Niente a che vedere dal punto di vista dell’attenzione internazionale, d’altronde, rispetto all’eccezionale palcoscenico della baia di Manila nelle Filippine, dove a partire dall’aprile del 2019 una squadra di Watermaster assieme a ruspe anfibie ed altri veicoli dalle simili potenzialità per un totale di 28 unità, gestita dalla DPWH (Department of Public Works and Highways) si sta occupando del dragaggio sistematico di un tratto di costa lungo oltre un chilometro e mezzo, per una rimozione di fango, detriti e spazzatura stimata attorno ai 18.000 metri cubici per ogni 20 metri d’avanzamento. Un progetto destinato ad incrementare significativamente il valore turistico, nonché la varietà di applicazioni possibili, per questa importante risorsa cittadina fin troppo a lungo trascurata. E la dimostrazione di un approccio al recupero paesaggistico, più che mai urgente, da cui una buona parte del mondo potrebbe trarre notevoli benefici.

Questo tipo di draghe, per quanto relativamente ingombranti, non raggiungono in alcun modo i costi operativi l’alto grado di complicazione previsto dalle soluzioni più pesanti. Pur riuscendo a mantenere, grazie all’alto numero di accessori, un certo grado di modularità.

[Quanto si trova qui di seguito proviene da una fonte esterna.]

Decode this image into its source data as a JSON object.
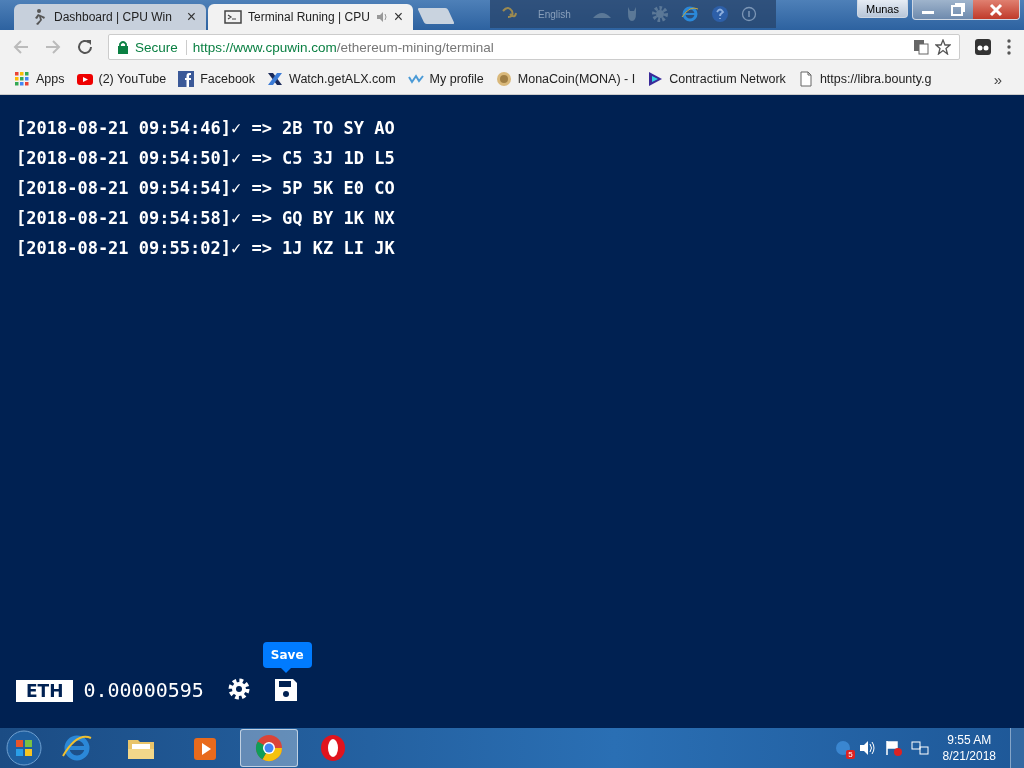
{
  "tabs": [
    {
      "label": "Dashboard | CPU Win",
      "selected": false,
      "close": "×"
    },
    {
      "label": "Terminal Runing | CPU",
      "selected": true,
      "close": "×"
    }
  ],
  "ime_bar": {
    "language": "English"
  },
  "window": {
    "user": "Munas"
  },
  "address_bar": {
    "secure_label": "Secure",
    "url_host": "https://www.cpuwin.com",
    "url_path": "/ethereum-mining/terminal"
  },
  "bookmarks": [
    {
      "label": "Apps"
    },
    {
      "label": "(2) YouTube"
    },
    {
      "label": "Facebook"
    },
    {
      "label": "Watch.getALX.com"
    },
    {
      "label": "My profile"
    },
    {
      "label": "MonaCoin(MONA) - I"
    },
    {
      "label": "Contractium Network"
    },
    {
      "label": "https://libra.bounty.g"
    }
  ],
  "bookmarks_more": "»",
  "terminal": {
    "lines": [
      "[2018-08-21 09:54:46]✓ => 2B TO SY AO",
      "[2018-08-21 09:54:50]✓ => C5 3J 1D L5",
      "[2018-08-21 09:54:54]✓ => 5P 5K E0 CO",
      "[2018-08-21 09:54:58]✓ => GQ BY 1K NX",
      "[2018-08-21 09:55:02]✓ => 1J KZ LI JK"
    ]
  },
  "footer": {
    "currency": "ETH",
    "balance": "0.00000595",
    "tooltip": "Save"
  },
  "taskbar": {
    "apps": [
      {
        "selected": false
      },
      {
        "selected": false
      },
      {
        "selected": false
      },
      {
        "selected": true
      },
      {
        "selected": false
      }
    ],
    "tray_badge": "5",
    "time": "9:55 AM",
    "date": "8/21/2018"
  }
}
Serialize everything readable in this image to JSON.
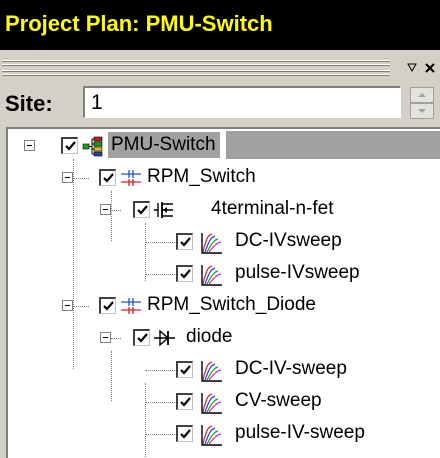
{
  "window": {
    "title": "Project Plan: PMU-Switch",
    "title_color": "#ffff00",
    "pin_icon": "pin-icon",
    "close_icon": "close-icon"
  },
  "site": {
    "label": "Site:",
    "value": "1",
    "spinner_up_icon": "spinner-up-icon",
    "spinner_down_icon": "spinner-down-icon"
  },
  "tree": {
    "items": [
      {
        "label": "PMU-Switch",
        "type": "project",
        "icon": "project-tree-icon",
        "checked": true,
        "expanded": true,
        "selected": true
      },
      {
        "label": "RPM_Switch",
        "type": "subsite",
        "icon": "rpm-switch-icon",
        "checked": true,
        "expanded": true
      },
      {
        "label": "4terminal-n-fet",
        "type": "device",
        "icon": "nfet-transistor-icon",
        "checked": true,
        "expanded": true
      },
      {
        "label": "DC-IVsweep",
        "type": "test",
        "icon": "iv-curve-icon",
        "checked": true
      },
      {
        "label": "pulse-IVsweep",
        "type": "test",
        "icon": "iv-curve-icon",
        "checked": true
      },
      {
        "label": "RPM_Switch_Diode",
        "type": "subsite",
        "icon": "rpm-switch-icon",
        "checked": true,
        "expanded": true
      },
      {
        "label": "diode",
        "type": "device",
        "icon": "diode-icon",
        "checked": true,
        "expanded": true
      },
      {
        "label": "DC-IV-sweep",
        "type": "test",
        "icon": "iv-curve-icon",
        "checked": true
      },
      {
        "label": "CV-sweep",
        "type": "test",
        "icon": "iv-curve-icon",
        "checked": true
      },
      {
        "label": "pulse-IV-sweep",
        "type": "test",
        "icon": "iv-curve-icon",
        "checked": true
      }
    ]
  }
}
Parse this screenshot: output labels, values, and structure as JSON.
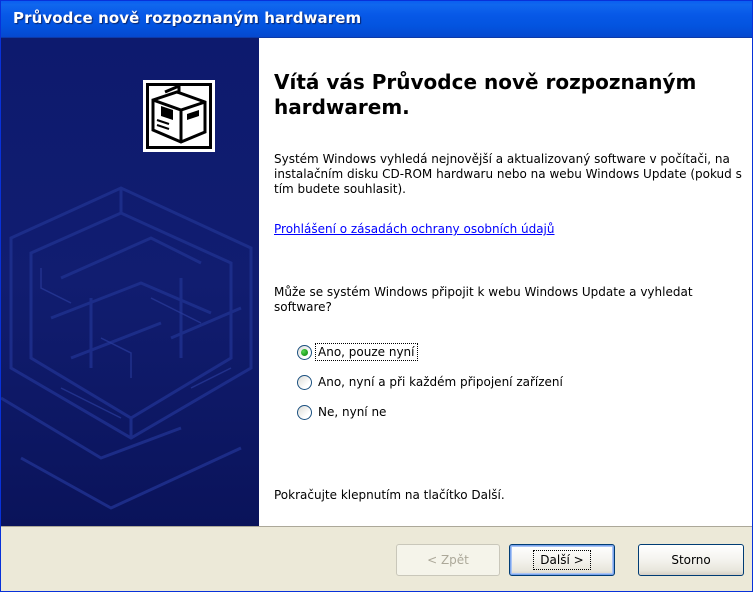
{
  "window": {
    "title": "Průvodce nově rozpoznaným hardwarem"
  },
  "content": {
    "heading": "Vítá vás Průvodce nově rozpoznaným hardwarem.",
    "intro": "Systém Windows vyhledá nejnovější a aktualizovaný software v počítači, na instalačním disku CD-ROM hardwaru nebo na webu Windows Update (pokud s tím budete souhlasit).",
    "privacy_link": "Prohlášení o zásadách ochrany osobních údajů",
    "question": "Může se systém Windows připojit k webu Windows Update a vyhledat software?",
    "options": [
      {
        "label": "Ano, pouze nyní",
        "checked": true
      },
      {
        "label": "Ano, nyní a při každém připojení zařízení",
        "checked": false
      },
      {
        "label": "Ne, nyní ne",
        "checked": false
      }
    ],
    "continue_text": "Pokračujte klepnutím na tlačítko Další."
  },
  "buttons": {
    "back": "< Zpět",
    "next": "Další >",
    "cancel": "Storno"
  },
  "icons": {
    "left_panel": "hardware-icon"
  },
  "colors": {
    "titlebar": "#0758e7",
    "left_panel": "#101a66",
    "link": "#0000ff",
    "dialog_face": "#ece9d8"
  }
}
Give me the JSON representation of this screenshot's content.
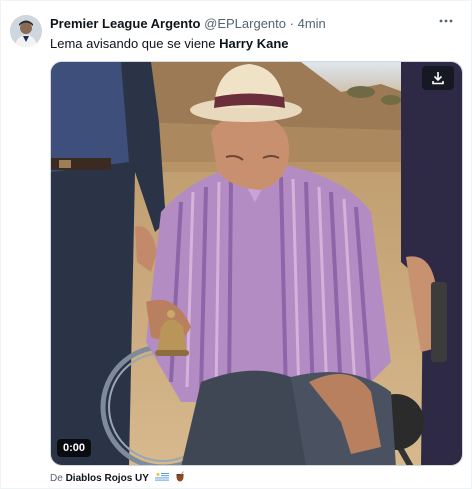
{
  "tweet": {
    "author_name": "Premier League Argento",
    "handle": "@EPLargento",
    "separator": "·",
    "time": "4min",
    "text_prefix": "Lema avisando que se viene ",
    "text_bold": "Harry Kane"
  },
  "media": {
    "timecode": "0:00",
    "download_icon": "download-icon"
  },
  "attribution": {
    "prefix": "De",
    "source": "Diablos Rojos UY",
    "icons": [
      "uruguay-flag-icon",
      "mate-icon"
    ]
  },
  "icons": {
    "more": "more-options-icon"
  }
}
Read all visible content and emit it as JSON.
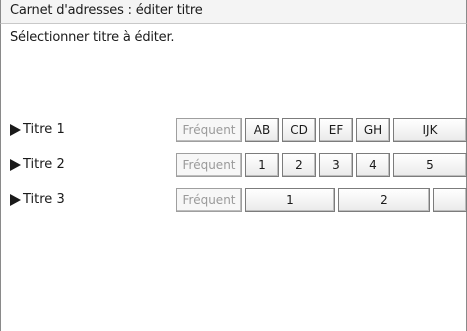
{
  "header": {
    "title": "Carnet d'adresses : éditer titre"
  },
  "main": {
    "instruction": "Sélectionner titre à éditer.",
    "rows": [
      {
        "label": "Titre 1",
        "buttons": [
          "Fréquent",
          "AB",
          "CD",
          "EF",
          "GH",
          "IJK"
        ]
      },
      {
        "label": "Titre 2",
        "buttons": [
          "Fréquent",
          "1",
          "2",
          "3",
          "4",
          "5"
        ]
      },
      {
        "label": "Titre 3",
        "buttons": [
          "Fréquent",
          "1",
          "2",
          ""
        ]
      }
    ]
  },
  "icons": {
    "row_marker": "triangle-right-icon"
  },
  "colors": {
    "disabled_text": "#9a9a9a",
    "frame_border": "#8a8a8a"
  }
}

C’è sempre un merito, quindi, nel portare a termine un delicato lavoro così come ulteriori propositi di trionfo possono essere attribuiti a colui che trova un modo per farlo riuscendo a limitare la spesa. Sia dal punto di vista monetario che delle risorse disponibili all’uomo. Di cui esiste, come ci viene sempre più spesso ricordato di questi tempi, una quantità tragicamente non-infinita, che un giorno ci condurrà, esaurendosi, al prossimo capitolo della nostra storia.
Risorse come un fiume che scorra libero, ininterrotto da impianti idroelettrici ed altri orpelli di provenienza artificiale. Che pur essendo un miraggio irraggiungibile almeno quanto un ritorno alla civiltà epica dell’Età dell’Oro, potrà essere inseguito finché il nostro ingegno ci permetterà di farlo. Cavalcando il drago metallico, elettrico ed idraulico delle transitorie circostanze, alimentato dalle scorie fossili del sottosuolo. Con fauci di fuoco, forti zampe e un’instancabile proboscide incorporata. Chi altri potrebbe riuscire a farlo, se non noi?